There are no system requirement stated anywhere that I can find. You would think that they would at the very least have something in the documentation (http://www.jetbrains.com/phpstorm/webhelp/getting-help.html). If there where they should set the expectations of users with respect to the hardware that the user is installing the program on. I would not be complaining at all if I knew before I bought phpstorm that I would need at least 6gb of ram.
I am not complaining because I hate phpstorm but rather the opposite. I am complaining because I hope it will spur improvements.
I guess it depends on how you define "lightweight".
I consider 500MB to be lightweight. But then again, I (we) don't have a machine in the office with less then 8GB of RAM. And ALL the Java based IDE's use about the same (or more). Download a trail version of Zend Studio and see for yourself. Or go get Netbeans.
I used to use Eclipse/ Zend Studio, it would start up at 80 MB RAM use, then go to 600MB with a few files open, about 200 lines of code.
Eclipse 3.7 is better in memory management
I love PhpStorm and have been using it since before it was officially released. I was probably one of the first to buy it and I will keep buying it as long as it is developed with the same rigor and user friendliness as it has been so far.

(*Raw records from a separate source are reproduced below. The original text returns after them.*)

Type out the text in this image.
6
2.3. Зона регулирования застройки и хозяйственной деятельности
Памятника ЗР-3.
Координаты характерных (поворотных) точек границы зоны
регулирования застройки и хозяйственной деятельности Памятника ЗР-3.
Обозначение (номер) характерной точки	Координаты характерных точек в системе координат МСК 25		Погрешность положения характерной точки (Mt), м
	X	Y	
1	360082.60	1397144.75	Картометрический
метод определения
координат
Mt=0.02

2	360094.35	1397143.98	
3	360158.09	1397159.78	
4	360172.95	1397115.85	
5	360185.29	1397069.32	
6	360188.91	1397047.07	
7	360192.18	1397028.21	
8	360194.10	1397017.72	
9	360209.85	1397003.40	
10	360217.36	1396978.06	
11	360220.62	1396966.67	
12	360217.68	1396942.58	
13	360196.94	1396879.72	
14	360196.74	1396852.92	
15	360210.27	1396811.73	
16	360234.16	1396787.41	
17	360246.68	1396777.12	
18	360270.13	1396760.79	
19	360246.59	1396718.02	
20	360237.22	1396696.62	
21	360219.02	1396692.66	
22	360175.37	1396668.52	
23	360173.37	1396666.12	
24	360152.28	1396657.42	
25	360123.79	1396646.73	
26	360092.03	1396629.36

I have also used most other IDE out there for a while (and still do some like Eclipse). And basically what I have noticed is that any IDE created in java is bound to have a somewhat bigger footprint and be less responsive than non-java IDE's.
With a big beast of a computer and reasonably sized projects you may not always notice this, but on an average computer (let us say 3GB, 32bit Windows with 7200 HDD) it does tend to get sluggish and I do get the occasional "hick-up". It has improved somewhat since 2.1 (I think it was).
Don't get me wrong, I love it to bits and I am not complaining, but I understand where the OP comes from and I (at least partially) agree with him. If I could make one wish it would be that this program had been written in C++ instead of Java, but hey...we all have our flaws. I can live with it.
Yesterday I (using PHPStorm) capped out at 768MB. And I'll admit that no other application came close [to] using the system resources that PHPSorm did.
So yeah, I undestand where people are coming from. What I'm not sure if this is a java thing or PHPStorm. All java based apps on my system use tons of resources.